Buckle up Joe, coaching a national team is a bumpy ride

Coaching is about perception not substance

What do Warren Gatland, Graham Henry, Wayne Smith, Steve Hansen and Bob Dwyer have in common?

They were all national coaches whose contracts were terminated. Then they returned to coach and win at international level once again.

Warren Gatland was dismissed by Ireland. Graham Henry and Steve Hansen by Wales. Wayne Smith by New Zealand and Bob Dwyer by Australian in 1983, before returning to coach the Wallabies and win the 1991World Cup.

The legendary Miami Dolphins coach, Don Shula said, “Success is not forever and failure is not fatal.”

READ MORE

Coaches need to embrace perceived failure as a natural element of the competitive process. I detest the media term of coaches being “sacked”. It implies improper or incompetent behaviour from the coach. Rarely is this the case.

At the highest levels what usually causes a coach’s contract to be terminated, is the breakdown of relationships between the coach, his players, the chief executive and the chairman of the board of directors.

For career coaches contract termination is as inevitable as sunrise. It is not a matter of if it will happen but when.

This very public humiliation of perceived failure has only two outcomes. It either breaks the individual and he never coaches again. Or the coach endures the insults, innuendos and personal attacks as a cathartic experience, from which the individual emerges wiser, emotionally stronger and more determined than ever to prove the bastards wrong.

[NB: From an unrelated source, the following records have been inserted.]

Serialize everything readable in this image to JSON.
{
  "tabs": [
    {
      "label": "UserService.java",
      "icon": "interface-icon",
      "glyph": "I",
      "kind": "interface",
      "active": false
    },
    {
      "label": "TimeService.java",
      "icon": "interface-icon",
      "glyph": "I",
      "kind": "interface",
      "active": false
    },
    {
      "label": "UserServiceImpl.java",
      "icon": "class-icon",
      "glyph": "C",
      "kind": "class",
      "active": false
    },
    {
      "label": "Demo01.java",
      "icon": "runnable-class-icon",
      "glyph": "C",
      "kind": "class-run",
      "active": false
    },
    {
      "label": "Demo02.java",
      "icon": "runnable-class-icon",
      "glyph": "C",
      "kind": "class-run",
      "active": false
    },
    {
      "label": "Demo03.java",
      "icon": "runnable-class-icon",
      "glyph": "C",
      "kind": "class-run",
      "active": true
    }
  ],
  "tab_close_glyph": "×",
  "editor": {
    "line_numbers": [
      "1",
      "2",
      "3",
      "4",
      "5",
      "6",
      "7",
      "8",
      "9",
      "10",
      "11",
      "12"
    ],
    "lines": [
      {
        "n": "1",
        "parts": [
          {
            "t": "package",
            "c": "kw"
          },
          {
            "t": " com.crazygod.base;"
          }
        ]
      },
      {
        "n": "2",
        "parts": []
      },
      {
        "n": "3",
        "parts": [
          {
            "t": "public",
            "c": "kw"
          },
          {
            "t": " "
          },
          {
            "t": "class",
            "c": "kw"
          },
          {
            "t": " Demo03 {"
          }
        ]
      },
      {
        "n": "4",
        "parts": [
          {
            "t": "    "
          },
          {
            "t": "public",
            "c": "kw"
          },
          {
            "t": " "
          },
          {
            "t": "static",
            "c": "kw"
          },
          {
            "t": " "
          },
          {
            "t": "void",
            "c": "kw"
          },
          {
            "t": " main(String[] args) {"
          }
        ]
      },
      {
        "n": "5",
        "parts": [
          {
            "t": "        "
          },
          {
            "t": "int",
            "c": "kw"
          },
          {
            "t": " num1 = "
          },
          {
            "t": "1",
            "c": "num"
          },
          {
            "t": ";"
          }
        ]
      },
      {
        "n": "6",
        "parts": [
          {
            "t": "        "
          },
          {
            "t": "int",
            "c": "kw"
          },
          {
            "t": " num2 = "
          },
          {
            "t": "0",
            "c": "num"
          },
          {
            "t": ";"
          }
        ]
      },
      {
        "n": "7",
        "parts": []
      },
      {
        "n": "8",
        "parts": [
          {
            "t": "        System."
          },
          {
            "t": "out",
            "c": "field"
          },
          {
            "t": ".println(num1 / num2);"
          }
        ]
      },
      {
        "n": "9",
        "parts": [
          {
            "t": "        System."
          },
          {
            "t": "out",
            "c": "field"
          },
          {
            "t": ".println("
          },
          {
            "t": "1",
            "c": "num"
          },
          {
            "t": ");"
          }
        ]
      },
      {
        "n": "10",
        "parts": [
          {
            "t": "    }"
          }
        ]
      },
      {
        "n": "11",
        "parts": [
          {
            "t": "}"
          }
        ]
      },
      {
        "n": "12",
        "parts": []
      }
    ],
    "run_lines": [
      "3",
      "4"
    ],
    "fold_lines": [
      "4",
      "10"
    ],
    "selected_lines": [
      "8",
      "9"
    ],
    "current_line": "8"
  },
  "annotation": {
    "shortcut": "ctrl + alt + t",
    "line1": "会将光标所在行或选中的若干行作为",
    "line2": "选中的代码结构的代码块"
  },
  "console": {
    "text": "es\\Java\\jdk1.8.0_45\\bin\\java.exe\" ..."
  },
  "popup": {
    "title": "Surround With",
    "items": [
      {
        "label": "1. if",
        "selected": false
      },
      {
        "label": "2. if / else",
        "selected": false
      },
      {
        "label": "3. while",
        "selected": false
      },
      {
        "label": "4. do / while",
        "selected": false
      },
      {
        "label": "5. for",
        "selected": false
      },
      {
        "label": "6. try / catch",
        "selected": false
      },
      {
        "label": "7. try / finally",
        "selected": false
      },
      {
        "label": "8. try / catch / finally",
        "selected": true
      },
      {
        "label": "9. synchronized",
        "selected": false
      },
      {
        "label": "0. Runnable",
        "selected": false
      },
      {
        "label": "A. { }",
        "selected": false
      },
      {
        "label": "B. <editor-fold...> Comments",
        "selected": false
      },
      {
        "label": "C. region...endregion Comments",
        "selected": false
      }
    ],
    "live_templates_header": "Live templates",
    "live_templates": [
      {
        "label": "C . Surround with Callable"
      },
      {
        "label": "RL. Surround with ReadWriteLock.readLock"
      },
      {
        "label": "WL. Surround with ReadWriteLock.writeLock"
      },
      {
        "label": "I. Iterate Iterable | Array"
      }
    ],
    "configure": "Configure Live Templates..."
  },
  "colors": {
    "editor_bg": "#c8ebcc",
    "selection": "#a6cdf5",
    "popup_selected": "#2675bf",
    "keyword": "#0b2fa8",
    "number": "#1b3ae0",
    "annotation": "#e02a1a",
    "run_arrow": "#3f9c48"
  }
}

I speak with personal experience on this topic. To the public, coaching is about perception and little about substance.

False perception
At the end of a close game, if the goal kicker takes a shot at a penalty, then puts the ball between the posts and wins the game, the coach is perceived as a success. If he misses the coach is perceived as a failure. Neither is justified but the false perception will endure.

Coaching is a process. The coach should be evaluated on his systems, but that is almost never the case.

A rugby team is made up of three groups. The players, the chief executive, chairman and board and the coaching staff. All three must have the same mission and the same time line in which the mission will be achieved.

In a team environment losing matches magnifies the unimportant issues into irrelevant crises.

Defeats place great pressure on the personalities of the players, the board of directors and the coaches.

It is the coach who must manage these relationships and keep everyone focused on the collective goal or the group will fracture into factions. It is simple group dynamics that are triggered by both personalities and circumstances.

At international level, the media is a major factor. Negative media affects individuals with weak characters and large egos.

When the team is losing, as we say in Australia, “you get to know who your true mates are.”

As a young coach at both the Waratahs and Leinster, I was very fortunate to have great chief executives and chairmen. I can tell you that this is very rare in professional sport. They supported and empowered me by giving me the time to develop a quality team.

In the legal professional, judges are appointed only after they have acquired the necessary experience to apply the law. While knowledge is required to learn the law, wisdom is necessary to apply it to individual cases.

Experience in the law can only be gained by winning and losing cases. Coaching is no different.

Great heights
Joe Schmidt is a wonderful coach who has taken Leinster to great heights. Not only has he coached Leinster to win but he has reignited the running game in the soul of Leinster.

I believe the philosophy of Joe’s running game should be at the heart of an Irish national team philosophy. It is a creative, positive expression of the Irish character. For too long Irish teams have copied other nations. A national philosophy is long overdue and will lead to long term success.

The weakness in Joe’s CV is he has not had a variety of head coaching experience in which he has to “meet with triumph and disaster, and treat those two impostors just the same”. He has only head coached Leinster and he has only met with triumph.

Leinster is a dominant winning club. That is an easy situation to manage. The Irish national team is neither of these.

The new national coach will have to manage on field issues and the nation’s expectation to consistently win, at a time when its greatest players are retiring. That is a difficult situation.

If Joe is to be the next national coach and I hope he is, he will require the support and wisdom of a director of rugby who is yet to be appointed. Joe will have to report to him.

The director of rugby should be in place before the national coach is appointed. This is not a good situation to support Joe.

If I could offer Joe one piece of advice, it is that the international coaching environment is very different from the supportive environment of Leinster.

So Joe, buckle up your seat belt. Like all of us who have coached at international level, you are in for a hell of a ride.